Collectively New Jersey’s online poker and casino sites have posted their most successful month since the beginning of regulation, according to the New Jersey Division of Gaming Enforcement.
The regulator published total revenues of $13.22 million for November this week, which just beats the previous record of $13.16 million set in March of this year.
Take the online casino revenue, which is going from strength to strength, out of the equation and it’s a different story.
It’s not a completely desolate story, though. The good news is that online poker was up month on month and year on year.
Seasonal Trends
The total online poker rake of $1.95 million in November represents a 2.3 percent increase on October and a 4.3 percent increase on November last 2013. The monthly jump is in line with seasonal trends and highly expected.
November is always likely to have higher traffic than October because the colder months ensure that people are more likely to engage in indoor recreational activities.

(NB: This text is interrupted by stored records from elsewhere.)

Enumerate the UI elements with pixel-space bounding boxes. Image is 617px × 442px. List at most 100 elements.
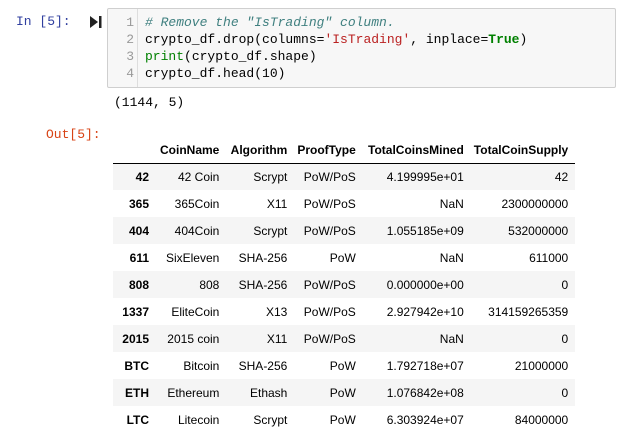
table-row: 365 365Coin X11 PoW/PoS NaN 2300000000 [113, 190, 575, 217]
cell-coin-name: SixEleven [165, 250, 220, 265]
cell-total-coins-mined: 6.303924e+07 [386, 412, 464, 427]
column-header: Algorithm [224, 137, 293, 164]
cell-total-coins-mined: 1.076842e+08 [386, 385, 464, 400]
cell-total-coin-supply: 42 [554, 169, 569, 184]
cell-proof-type: PoW [329, 358, 356, 373]
cell-algorithm: Scrypt [253, 169, 288, 184]
column-header: TotalCoinSupply [468, 137, 576, 164]
cell-coin-name: EliteCoin [171, 304, 220, 319]
cell-total-coins-mined: NaN [439, 196, 464, 211]
cell-algorithm: SHA-256 [238, 277, 288, 292]
cell-total-coins-mined: NaN [439, 331, 464, 346]
cell-total-coin-supply: 532000000 [508, 223, 569, 238]
cell-proof-type: PoW [329, 385, 356, 400]
code-text: ) [519, 32, 528, 47]
code-text: (crypto_df.shape) [184, 49, 317, 64]
code-line: crypto_df.head(10) [145, 65, 285, 82]
table-row: 2015 2015 coin X11 PoW/PoS NaN 0 [113, 325, 576, 352]
row-index: 611 [129, 250, 149, 265]
cell-coin-name: 808 [199, 277, 220, 292]
cell-proof-type: PoW/PoS [303, 331, 356, 346]
cell-proof-type: PoW/PoS [303, 277, 356, 292]
code-string: 'IsTrading' [324, 32, 411, 47]
cell-coin-name: Ethereum [167, 385, 220, 400]
cell-proof-type: PoW/PoS [303, 304, 356, 319]
cell-proof-type: PoW/PoS [303, 169, 356, 184]
column-header: CoinName [155, 137, 225, 164]
table-row: ETH Ethereum Ethash PoW 1.076842e+08 0 [113, 379, 576, 406]
cell-algorithm: Scrypt [253, 412, 288, 427]
line-number: 2 [126, 32, 134, 47]
row-index: BTC [124, 358, 149, 373]
cell-total-coins-mined: 1.055185e+09 [386, 223, 464, 238]
table-row: 808 808 SHA-256 PoW/PoS 0.000000e+00 0 [113, 271, 576, 298]
cell-algorithm: X11 [266, 196, 288, 211]
code-text: , inplace= [410, 32, 489, 47]
output-prompt: Out[5]: [46, 127, 101, 142]
cell-total-coin-supply: 314159265359 [488, 304, 569, 319]
cell-total-coins-mined: 1.792718e+07 [386, 358, 464, 373]
row-index: 42 [135, 169, 149, 184]
cell-total-coin-supply: 21000000 [514, 358, 569, 373]
table-row: 1337 EliteCoin X13 PoW/PoS 2.927942e+10 … [113, 298, 575, 325]
cell-coin-name: 2015 coin [167, 331, 220, 346]
stream-output: (1144, 5) [114, 95, 185, 110]
cell-proof-type: PoW/PoS [303, 196, 356, 211]
code-text: crypto_df.head(10) [145, 66, 286, 81]
table-row: 404 404Coin Scrypt PoW/PoS 1.055185e+09 … [113, 217, 576, 244]
cell-coin-name: 42 Coin [177, 169, 220, 184]
input-prompt: In [5]: [16, 14, 71, 29]
cell-total-coins-mined: NaN [439, 250, 464, 265]
cell-coin-name: 404Coin [174, 223, 220, 238]
cell-total-coins-mined: 4.199995e+01 [386, 169, 464, 184]
cell-coin-name: 365Coin [174, 196, 220, 211]
cell-total-coin-supply: 2300000000 [501, 196, 569, 211]
cell-coin-name: Bitcoin [183, 358, 220, 373]
code-text: crypto_df.drop(columns= [145, 32, 325, 47]
cell-proof-type: PoW/PoS [303, 223, 356, 238]
cell-total-coin-supply: 0 [561, 277, 569, 292]
code-comment: # Remove the "IsTrading" column. [145, 15, 395, 30]
dataframe-table: CoinName Algorithm ProofType TotalCoinsM… [113, 137, 576, 433]
cell-total-coin-supply: 611000 [529, 250, 569, 265]
table-header-row: CoinName Algorithm ProofType TotalCoinsM… [113, 137, 576, 164]
code-line: crypto_df.drop(columns='IsTrading', inpl… [145, 31, 527, 48]
code-builtin: print [145, 49, 185, 64]
cell-coin-name: Litecoin [177, 412, 220, 427]
column-header: ProofType [292, 137, 361, 164]
cell-algorithm: X11 [266, 331, 288, 346]
cell-algorithm: X13 [265, 304, 288, 319]
row-index: 1337 [122, 304, 149, 319]
table-row: 42 42 Coin Scrypt PoW/PoS 4.199995e+01 4… [113, 163, 576, 190]
table-row: LTC Litecoin Scrypt PoW 6.303924e+07 840… [113, 406, 575, 433]
cell-total-coin-supply: 0 [561, 331, 569, 346]
code-cell-editor[interactable]: 1 2 3 4 # Remove the "IsTrading" column.… [107, 8, 616, 88]
line-number: 3 [126, 49, 134, 64]
cell-total-coins-mined: 0.000000e+00 [386, 277, 464, 292]
table-row: 611 SixEleven SHA-256 PoW NaN 611000 [113, 244, 575, 271]
row-index: 808 [128, 277, 149, 292]
cell-proof-type: PoW [329, 250, 356, 265]
row-index: LTC [126, 412, 149, 427]
row-index: 365 [128, 196, 149, 211]
cell-algorithm: SHA-256 [238, 358, 288, 373]
row-index: 2015 [122, 331, 149, 346]
line-number: 1 [126, 15, 134, 30]
cell-algorithm: SHA-256 [238, 250, 288, 265]
code-line: # Remove the "IsTrading" column. [145, 14, 395, 31]
code-line: print(crypto_df.shape) [145, 48, 317, 65]
column-header: TotalCoinsMined [360, 137, 469, 164]
cell-total-coins-mined: 2.927942e+10 [386, 304, 464, 319]
cell-proof-type: PoW [329, 412, 356, 427]
cell-total-coin-supply: 84000000 [514, 412, 569, 427]
code-keyword: True [488, 32, 520, 47]
row-index: ETH [125, 385, 149, 400]
index-header [113, 137, 155, 164]
step-forward-icon[interactable] [90, 15, 102, 29]
row-index: 404 [128, 223, 149, 238]
cell-total-coin-supply: 0 [561, 385, 569, 400]
table-row: BTC Bitcoin SHA-256 PoW 1.792718e+07 210… [113, 352, 575, 379]
cell-algorithm: Ethash [249, 385, 288, 400]
line-number: 4 [126, 66, 134, 81]
line-number-gutter: 1 2 3 4 [108, 9, 138, 87]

There is also one extra day in November, and meanwhile the televised WSOP final table will have provided more exposure for the game in general, and specifically for WSOP.com.
The yearly increase is encouraging, not least because poker has been in slow decline in New Jersey, reaching its nadir in September of this year when the state’s poker sites raked a combined total of $1,771,123.
The all-time high was $3.44 million, in January 2014, just a month after regulated online poker was launched.
Much will depend on the figures reported over the coming months before we can talk of recovery, but, with PokerStars likely to enter the market sometime in the first quarter of 2016 things could finally be looking up.
The online poker giant’s arrival is expected to increase consumer awareness of the market which should help it grow holistically.
Borgata/Party Still on Top
Until PokerStars appears to shake the market up a little, the Borgata/Party partnership remained the market-leading operation, with $1,102,595, with the Caesars/888 partnership bringing in the remaining $854,918.
In November, New Jersey also issued its first betting exchange license, granting Betfair the right to operate an online betting exchange in partnership Monmouth Park.
Betfair whose online poker operations in New Jersey failed to gain any traction whatsoever, may be taking the first peer-to-peer online horseracing wagers as early as March 2016.
New Jersey is hoping that the introduction of the betting exchange model will help to invigorate interest in, and revenue for, the horseracing industry.
Betfair had been waiting four years to receive a license from the New Jersey Racing Commission.